By January, Froese earned an AHL contract for the remainder of the season, and later on in March found a good fit centering William Nylander and Matt Frattin. Those are very good AHL linemates – Nylander is a high-end prospect who is already approaching a point per game down there, Frattin is in this weird spot where he’s too good for the AHL but not able to stick in the NHL — and that undoubtedly helped his numbers down the stretch. But Froese earned the opportunity by producing with all sorts of line mates before hand, and continued to make whatever line he played on better. He led the Marlies in points per game with 42 points in 46 games. He added four more points in five playoff games.
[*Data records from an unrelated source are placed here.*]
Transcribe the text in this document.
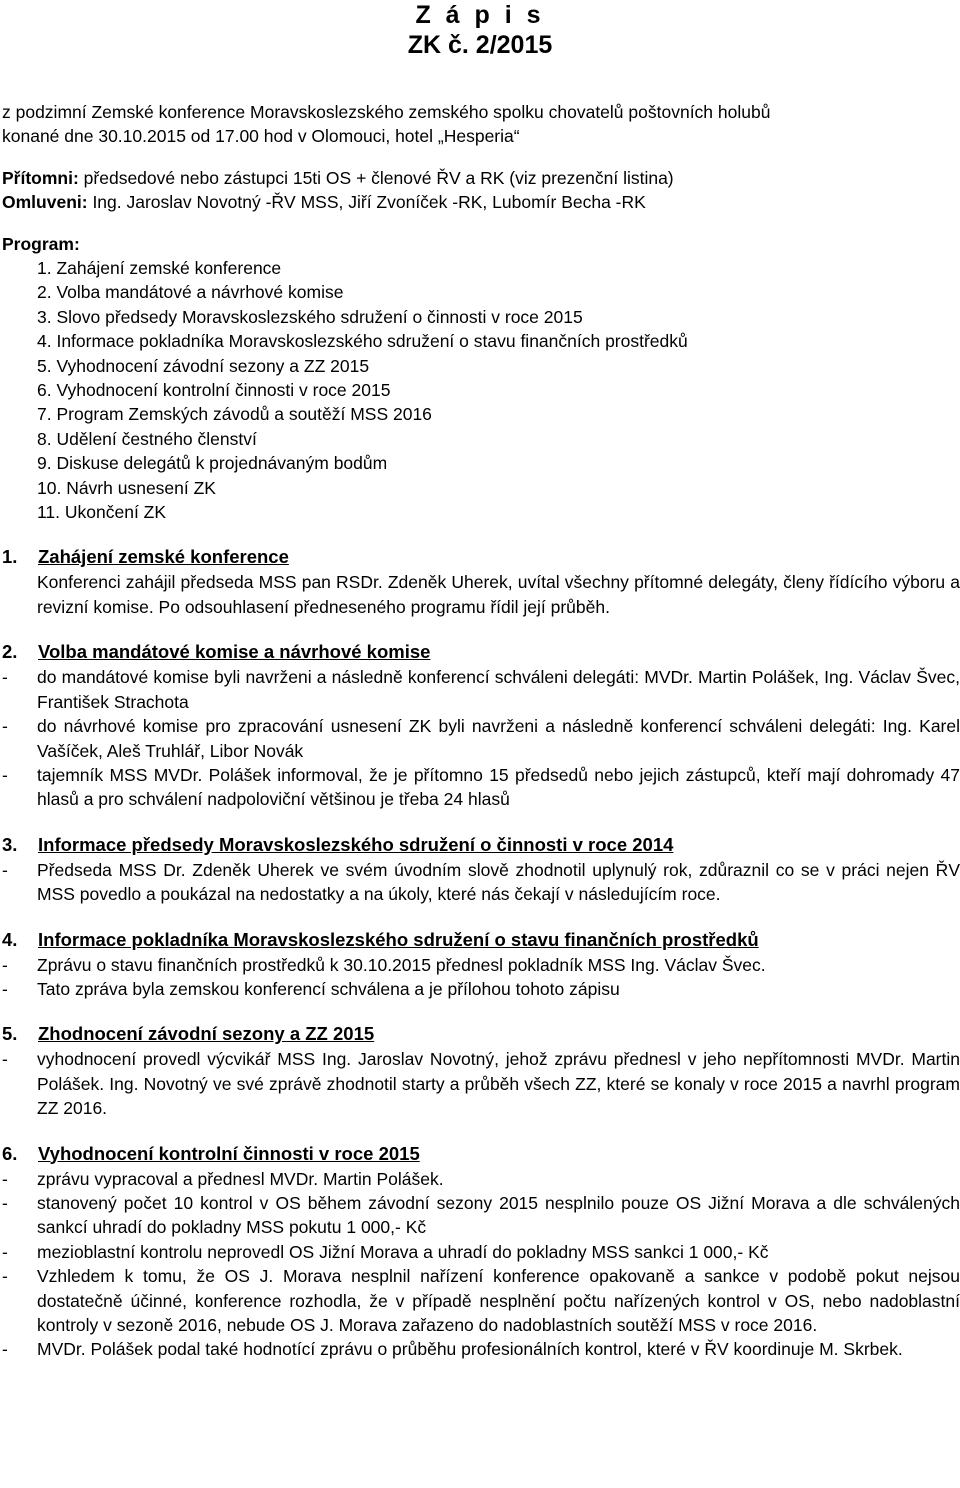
Z á p i s
ZK č. 2/2015
z podzimní Zemské konference Moravskoslezského zemského spolku chovatelů poštovních holubů
konané dne 30.10.2015 od 17.00 hod v Olomouci, hotel „Hesperia“
Přítomni: předsedové nebo zástupci 15ti OS + členové ŘV a RK (viz prezenční listina)
Omluveni: Ing. Jaroslav Novotný -ŘV MSS, Jiří Zvoníček -RK, Lubomír Becha -RK
Program:
1. Zahájení zemské konference
2. Volba mandátové a návrhové komise
3. Slovo předsedy Moravskoslezského sdružení o činnosti v roce 2015
4. Informace pokladníka Moravskoslezského sdružení o stavu finančních prostředků
5. Vyhodnocení závodní sezony a ZZ 2015
6. Vyhodnocení kontrolní činnosti v roce 2015
7. Program Zemských závodů a soutěží MSS 2016
8. Udělení čestného členství
9. Diskuse delegátů k projednávaným bodům
10. Návrh usnesení ZK
11. Ukončení ZK
1.	Zahájení zemské konference
Konferenci zahájil předseda MSS pan RSDr. Zdeněk Uherek, uvítal všechny přítomné delegáty, členy řídícího výboru a revizní komise. Po odsouhlasení předneseného programu řídil její průběh.
2.	Volba mandátové komise a návrhové komise
-	do mandátové komise byli navrženi a následně konferencí schváleni delegáti: MVDr. Martin Polášek, Ing. Václav Švec, František Strachota
-	do návrhové komise pro zpracování usnesení ZK byli navrženi a následně konferencí schváleni delegáti: Ing. Karel Vašíček, Aleš Truhlář, Libor Novák
-	tajemník MSS MVDr. Polášek informoval, že je přítomno 15 předsedů nebo jejich zástupců, kteří mají dohromady 47 hlasů a pro schválení nadpoloviční většinou je třeba 24 hlasů
3.	Informace předsedy Moravskoslezského sdružení o činnosti v roce 2014
-	Předseda MSS Dr. Zdeněk Uherek ve svém úvodním slově zhodnotil uplynulý rok, zdůraznil co se v práci nejen ŘV MSS povedlo a poukázal na nedostatky a na úkoly, které nás čekají v následujícím roce.
4.	Informace pokladníka Moravskoslezského sdružení o stavu finančních prostředků
-	Zprávu o stavu finančních prostředků k 30.10.2015 přednesl pokladník MSS Ing. Václav Švec.
-	Tato zpráva byla zemskou konferencí schválena a je přílohou tohoto zápisu
5.	Zhodnocení závodní sezony a ZZ 2015
-	vyhodnocení provedl výcvikář MSS Ing. Jaroslav Novotný, jehož zprávu přednesl v jeho nepřítomnosti MVDr. Martin Polášek. Ing. Novotný ve své zprávě zhodnotil starty a průběh všech ZZ, které se konaly v roce 2015 a navrhl program ZZ 2016.
6.	Vyhodnocení kontrolní činnosti v roce 2015
-	zprávu vypracoval a přednesl MVDr. Martin Polášek.
-	stanovený počet 10 kontrol v OS během závodní sezony 2015 nesplnilo pouze OS Jižní Morava a dle schválených sankcí uhradí do pokladny MSS pokutu 1 000,- Kč
-	mezioblastní kontrolu neprovedl OS Jižní Morava a uhradí do pokladny MSS sankci 1 000,- Kč
-	Vzhledem k tomu, že OS J. Morava nesplnil nařízení konference opakovaně a sankce v podobě pokut nejsou dostatečně účinné, konference rozhodla, že v případě nesplnění počtu nařízených kontrol v OS, nebo nadoblastní kontroly v sezoně 2016, nebude OS J. Morava zařazeno do nadoblastních soutěží MSS v roce 2016.
-	MVDr. Polášek podal také hodnotící zprávu o průběhu profesionálních kontrol, které v ŘV koordinuje M. Skrbek.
Gord Dineen used him in all situations last season and at all three forward positions.
It’s a nice little story considering where Froese started the season at. It’s doubtful even Froese, when he was playing for Cincinnati in the ECHL at the beginning of the year, thought an NHL contract was in his immediate future, but here he is just six months later with one (soon to be) in hand heading into 2015 training camp.
Froese has his limitations and still at this stage remains an outside shot to become an NHL regular — He’s not blessed with high end skills or speed, but he’s worked on his game to the point where he’s solid in all areas, and is a smart, high-effort player who Sheldon Keefe will be able to slot in just about anywhere again next season; a safe bet seems to be at centre given they’ll most likely need him there (will be interesting to see if William Nylander shifts into the middle, though).
Froese will be 24 for the majority of next season (taken in the same draft as Kadri, and six months younger), and Leafs fans should become more familiar with him this year through training camp and preseason. It’s not the traditional path into the NHL at this point, but at 24 he’s not really behind the timeline of, say, a prospect who completes a full college stint before embarking on the big leagues. Still a long shot, but you never know.